Communication immediately following a crisis is imperative, whether it’s a press conference or simply a statement from the university president. Many universities and other organizations make the mistake of waiting until they have all of the facts before communicating. It’s understandable. A natural instinct is to want to have all of the answers and a plan in place before communicating to your stakeholders. The danger with this approach is that you may be waiting a long time. In the wake of a crisis, students and stakeholders need to be quickly reassured that leaders are rapidly responding to the incident and securing immediate threats.

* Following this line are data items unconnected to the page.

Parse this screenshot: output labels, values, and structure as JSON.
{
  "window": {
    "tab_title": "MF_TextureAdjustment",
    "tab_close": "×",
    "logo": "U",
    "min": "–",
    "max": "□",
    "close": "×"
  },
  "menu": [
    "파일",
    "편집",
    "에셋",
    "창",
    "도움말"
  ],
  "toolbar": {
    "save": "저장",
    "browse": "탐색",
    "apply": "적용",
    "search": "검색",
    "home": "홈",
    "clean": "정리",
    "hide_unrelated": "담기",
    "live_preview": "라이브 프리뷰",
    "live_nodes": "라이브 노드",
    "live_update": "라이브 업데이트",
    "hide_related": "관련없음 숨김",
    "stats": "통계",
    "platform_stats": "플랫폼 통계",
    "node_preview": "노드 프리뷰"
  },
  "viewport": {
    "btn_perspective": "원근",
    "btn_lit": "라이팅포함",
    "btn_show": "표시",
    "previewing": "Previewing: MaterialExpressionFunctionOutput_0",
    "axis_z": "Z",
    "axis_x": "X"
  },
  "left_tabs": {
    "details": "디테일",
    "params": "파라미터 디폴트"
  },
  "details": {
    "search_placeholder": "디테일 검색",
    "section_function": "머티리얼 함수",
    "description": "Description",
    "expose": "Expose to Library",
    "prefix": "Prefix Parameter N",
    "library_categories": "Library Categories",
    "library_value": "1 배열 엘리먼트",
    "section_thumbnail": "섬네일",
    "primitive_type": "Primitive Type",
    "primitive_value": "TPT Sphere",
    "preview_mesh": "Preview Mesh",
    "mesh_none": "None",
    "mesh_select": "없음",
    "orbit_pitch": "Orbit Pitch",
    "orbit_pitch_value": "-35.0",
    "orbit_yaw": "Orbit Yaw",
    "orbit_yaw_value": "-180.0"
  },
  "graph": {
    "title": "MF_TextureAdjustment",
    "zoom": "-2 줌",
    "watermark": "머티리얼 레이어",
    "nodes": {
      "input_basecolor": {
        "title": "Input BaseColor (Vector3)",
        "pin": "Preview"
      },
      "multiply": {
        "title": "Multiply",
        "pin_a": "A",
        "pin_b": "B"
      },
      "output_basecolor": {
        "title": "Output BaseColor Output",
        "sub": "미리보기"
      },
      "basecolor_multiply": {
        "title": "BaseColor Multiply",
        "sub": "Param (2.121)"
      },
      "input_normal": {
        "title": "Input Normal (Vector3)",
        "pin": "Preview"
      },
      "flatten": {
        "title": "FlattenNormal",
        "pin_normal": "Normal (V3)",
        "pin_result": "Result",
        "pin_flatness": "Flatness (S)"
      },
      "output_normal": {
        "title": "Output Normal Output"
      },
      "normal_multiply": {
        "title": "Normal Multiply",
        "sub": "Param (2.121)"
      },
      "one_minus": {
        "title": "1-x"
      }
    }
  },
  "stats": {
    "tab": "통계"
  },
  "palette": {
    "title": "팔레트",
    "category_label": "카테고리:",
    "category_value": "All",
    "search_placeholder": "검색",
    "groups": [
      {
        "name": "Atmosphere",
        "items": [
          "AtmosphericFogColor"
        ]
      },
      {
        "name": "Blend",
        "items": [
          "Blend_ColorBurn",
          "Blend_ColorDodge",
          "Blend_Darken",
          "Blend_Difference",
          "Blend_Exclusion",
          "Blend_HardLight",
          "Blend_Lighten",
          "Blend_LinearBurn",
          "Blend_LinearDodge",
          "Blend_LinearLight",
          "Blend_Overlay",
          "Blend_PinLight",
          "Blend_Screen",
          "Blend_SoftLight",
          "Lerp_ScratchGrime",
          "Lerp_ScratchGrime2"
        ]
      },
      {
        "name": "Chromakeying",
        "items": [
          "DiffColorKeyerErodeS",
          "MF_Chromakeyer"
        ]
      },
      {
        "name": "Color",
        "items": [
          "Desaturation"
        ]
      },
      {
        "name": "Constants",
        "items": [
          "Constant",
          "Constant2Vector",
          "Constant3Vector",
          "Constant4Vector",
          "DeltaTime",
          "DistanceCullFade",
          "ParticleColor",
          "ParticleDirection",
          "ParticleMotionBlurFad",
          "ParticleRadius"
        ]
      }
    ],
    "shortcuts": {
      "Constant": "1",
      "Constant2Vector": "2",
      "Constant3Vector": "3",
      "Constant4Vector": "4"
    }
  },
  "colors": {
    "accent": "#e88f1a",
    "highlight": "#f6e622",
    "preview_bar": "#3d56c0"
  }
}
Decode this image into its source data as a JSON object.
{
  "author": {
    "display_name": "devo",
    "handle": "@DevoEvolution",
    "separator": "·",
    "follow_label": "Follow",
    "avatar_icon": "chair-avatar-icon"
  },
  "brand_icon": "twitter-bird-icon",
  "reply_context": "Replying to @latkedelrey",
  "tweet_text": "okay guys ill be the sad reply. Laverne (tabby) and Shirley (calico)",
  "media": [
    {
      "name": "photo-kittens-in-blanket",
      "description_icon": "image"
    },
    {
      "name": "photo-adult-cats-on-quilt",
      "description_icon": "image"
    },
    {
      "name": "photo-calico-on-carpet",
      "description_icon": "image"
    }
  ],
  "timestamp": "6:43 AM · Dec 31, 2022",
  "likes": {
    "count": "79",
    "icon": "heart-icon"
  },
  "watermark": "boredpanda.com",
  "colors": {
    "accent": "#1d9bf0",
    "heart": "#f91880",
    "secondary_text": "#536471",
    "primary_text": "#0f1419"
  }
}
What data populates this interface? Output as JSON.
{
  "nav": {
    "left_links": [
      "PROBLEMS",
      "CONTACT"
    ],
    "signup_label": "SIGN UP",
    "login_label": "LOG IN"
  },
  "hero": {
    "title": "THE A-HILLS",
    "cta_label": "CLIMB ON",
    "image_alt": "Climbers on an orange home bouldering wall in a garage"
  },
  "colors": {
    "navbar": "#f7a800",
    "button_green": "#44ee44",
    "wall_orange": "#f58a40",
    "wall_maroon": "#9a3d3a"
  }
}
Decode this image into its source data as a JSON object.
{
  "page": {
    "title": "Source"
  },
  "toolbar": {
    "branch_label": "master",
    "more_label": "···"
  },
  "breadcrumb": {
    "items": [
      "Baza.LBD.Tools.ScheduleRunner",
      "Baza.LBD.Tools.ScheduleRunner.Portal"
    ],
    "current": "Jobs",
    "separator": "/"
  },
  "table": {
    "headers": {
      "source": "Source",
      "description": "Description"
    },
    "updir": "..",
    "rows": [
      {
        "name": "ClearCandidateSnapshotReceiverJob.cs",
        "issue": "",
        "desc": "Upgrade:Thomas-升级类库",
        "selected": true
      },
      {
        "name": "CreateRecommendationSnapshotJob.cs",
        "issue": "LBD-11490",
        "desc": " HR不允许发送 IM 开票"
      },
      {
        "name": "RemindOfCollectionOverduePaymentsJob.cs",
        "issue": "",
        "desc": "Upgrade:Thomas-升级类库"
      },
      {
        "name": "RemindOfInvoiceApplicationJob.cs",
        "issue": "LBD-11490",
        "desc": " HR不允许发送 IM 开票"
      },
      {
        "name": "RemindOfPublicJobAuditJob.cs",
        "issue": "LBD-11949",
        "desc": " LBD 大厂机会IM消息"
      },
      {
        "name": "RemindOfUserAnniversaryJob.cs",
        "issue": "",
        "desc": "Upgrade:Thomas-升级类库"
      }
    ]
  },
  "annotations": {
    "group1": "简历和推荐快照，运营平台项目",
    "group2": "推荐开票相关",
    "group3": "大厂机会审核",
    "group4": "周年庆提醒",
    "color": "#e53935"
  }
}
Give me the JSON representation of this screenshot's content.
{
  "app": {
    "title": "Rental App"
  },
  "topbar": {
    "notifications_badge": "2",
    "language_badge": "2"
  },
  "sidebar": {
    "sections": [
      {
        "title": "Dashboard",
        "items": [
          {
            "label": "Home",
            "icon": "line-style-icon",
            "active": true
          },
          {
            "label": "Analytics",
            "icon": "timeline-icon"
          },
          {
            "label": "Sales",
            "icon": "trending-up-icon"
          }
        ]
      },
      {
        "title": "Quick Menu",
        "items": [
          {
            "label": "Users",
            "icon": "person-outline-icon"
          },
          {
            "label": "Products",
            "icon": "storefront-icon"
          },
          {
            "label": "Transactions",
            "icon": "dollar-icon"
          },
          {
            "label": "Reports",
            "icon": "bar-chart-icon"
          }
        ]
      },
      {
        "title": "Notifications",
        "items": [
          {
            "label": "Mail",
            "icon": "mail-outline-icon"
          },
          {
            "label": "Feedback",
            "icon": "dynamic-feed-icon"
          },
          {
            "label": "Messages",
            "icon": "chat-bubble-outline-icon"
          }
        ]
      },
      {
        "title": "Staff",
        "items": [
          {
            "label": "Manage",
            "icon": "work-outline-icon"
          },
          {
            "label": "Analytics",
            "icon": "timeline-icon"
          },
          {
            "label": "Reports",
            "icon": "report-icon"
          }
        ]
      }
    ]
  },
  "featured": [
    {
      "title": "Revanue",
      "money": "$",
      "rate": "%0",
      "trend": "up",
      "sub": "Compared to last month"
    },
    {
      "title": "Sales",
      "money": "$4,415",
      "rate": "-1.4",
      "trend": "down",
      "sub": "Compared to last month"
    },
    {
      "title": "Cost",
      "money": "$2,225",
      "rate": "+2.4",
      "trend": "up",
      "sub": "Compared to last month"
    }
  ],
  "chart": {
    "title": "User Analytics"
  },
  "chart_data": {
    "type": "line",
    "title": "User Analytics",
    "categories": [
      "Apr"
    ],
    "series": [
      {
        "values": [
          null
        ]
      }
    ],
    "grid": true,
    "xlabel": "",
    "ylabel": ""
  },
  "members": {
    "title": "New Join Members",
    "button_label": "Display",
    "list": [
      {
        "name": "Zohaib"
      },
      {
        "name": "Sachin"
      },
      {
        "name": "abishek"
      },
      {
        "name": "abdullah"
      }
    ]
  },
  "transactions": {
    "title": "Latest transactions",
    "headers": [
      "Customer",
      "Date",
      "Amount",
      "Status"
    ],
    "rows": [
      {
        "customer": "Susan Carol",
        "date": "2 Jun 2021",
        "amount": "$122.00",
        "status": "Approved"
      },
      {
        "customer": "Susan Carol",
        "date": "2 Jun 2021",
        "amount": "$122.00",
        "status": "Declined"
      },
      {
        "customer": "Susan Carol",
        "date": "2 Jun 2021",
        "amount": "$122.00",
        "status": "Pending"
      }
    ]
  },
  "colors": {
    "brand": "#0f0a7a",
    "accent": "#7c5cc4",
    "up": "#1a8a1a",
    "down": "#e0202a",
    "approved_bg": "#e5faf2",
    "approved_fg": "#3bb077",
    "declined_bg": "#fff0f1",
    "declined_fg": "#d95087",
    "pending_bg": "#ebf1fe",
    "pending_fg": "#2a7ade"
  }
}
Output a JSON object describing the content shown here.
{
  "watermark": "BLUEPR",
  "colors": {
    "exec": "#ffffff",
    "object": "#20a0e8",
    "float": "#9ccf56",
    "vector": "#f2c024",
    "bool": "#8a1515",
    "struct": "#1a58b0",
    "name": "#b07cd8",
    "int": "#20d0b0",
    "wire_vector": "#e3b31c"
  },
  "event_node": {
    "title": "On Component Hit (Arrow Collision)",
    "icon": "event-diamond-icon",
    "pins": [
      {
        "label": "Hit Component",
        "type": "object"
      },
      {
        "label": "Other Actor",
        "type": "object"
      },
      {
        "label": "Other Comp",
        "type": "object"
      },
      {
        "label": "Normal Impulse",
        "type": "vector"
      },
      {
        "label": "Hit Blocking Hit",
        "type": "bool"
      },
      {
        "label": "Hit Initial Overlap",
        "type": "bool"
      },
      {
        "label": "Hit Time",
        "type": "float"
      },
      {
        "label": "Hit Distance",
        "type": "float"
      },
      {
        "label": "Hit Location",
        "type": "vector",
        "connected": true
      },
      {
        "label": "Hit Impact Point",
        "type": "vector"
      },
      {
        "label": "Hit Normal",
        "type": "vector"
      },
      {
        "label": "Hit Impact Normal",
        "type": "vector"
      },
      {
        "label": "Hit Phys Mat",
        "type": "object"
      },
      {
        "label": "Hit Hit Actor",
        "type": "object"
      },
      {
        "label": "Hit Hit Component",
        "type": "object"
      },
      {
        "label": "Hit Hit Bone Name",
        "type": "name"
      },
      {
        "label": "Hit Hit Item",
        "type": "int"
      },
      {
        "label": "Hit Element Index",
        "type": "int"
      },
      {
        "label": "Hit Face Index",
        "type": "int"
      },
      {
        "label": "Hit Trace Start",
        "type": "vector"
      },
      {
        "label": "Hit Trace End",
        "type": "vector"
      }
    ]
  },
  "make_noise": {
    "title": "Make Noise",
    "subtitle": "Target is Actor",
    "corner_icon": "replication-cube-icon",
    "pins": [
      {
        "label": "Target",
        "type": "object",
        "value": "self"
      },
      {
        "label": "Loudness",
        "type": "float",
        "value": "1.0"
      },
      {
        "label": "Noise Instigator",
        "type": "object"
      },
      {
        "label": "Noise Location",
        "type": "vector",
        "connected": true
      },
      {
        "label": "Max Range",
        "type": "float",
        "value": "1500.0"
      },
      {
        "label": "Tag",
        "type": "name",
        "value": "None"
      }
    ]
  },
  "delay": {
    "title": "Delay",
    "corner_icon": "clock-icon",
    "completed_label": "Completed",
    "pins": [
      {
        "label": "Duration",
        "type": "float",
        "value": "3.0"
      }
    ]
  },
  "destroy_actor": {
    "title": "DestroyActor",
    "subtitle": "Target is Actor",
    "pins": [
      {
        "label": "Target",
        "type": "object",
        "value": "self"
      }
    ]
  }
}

As facts are uncovered and plans are put in place, leaders must also remain committed to communicating often about updates and progress and listening and collecting feedback (for example, meeting with faculty or small student groups on campus or sending out weekly updates to parents, students and alumni).

3. Commit to action and follow through.

A common mistake that many organizations make following a crisis is declaring a commitment to changing, without subsequent follow-through. The only way to truly rebuild trust following a crisis is to demonstrate that commitment with real action and regular progress reports. For example, racial conflicts and sexual assault are common and serious issues that many universities are facing today. Universities must demonstrate real action to address these problems. Developing a dedicated task force made up of various university stakeholders responsible for generating new ideas, programs or policies to improve culture and practices is one way to address this issue. Most importantly, whatever action the university decides to take, commit to providing stakeholders with regular updates on progress and results. Don’t let your voice disappear. Be transparent about the ongoing changes you are making to recover from the crisis and better prepare for the next one.

Crises are unfortunate but very often inevitable. And they can happen to even the strongest brands. But they don’t have to define you or dictate your university’s fate. Rebuilding your reputation post-crisis is all about setting clear intentions about how your university will move forward and leveraging your strongest assets to get you there.

Katherine Herring is account supervisor at Capstrat.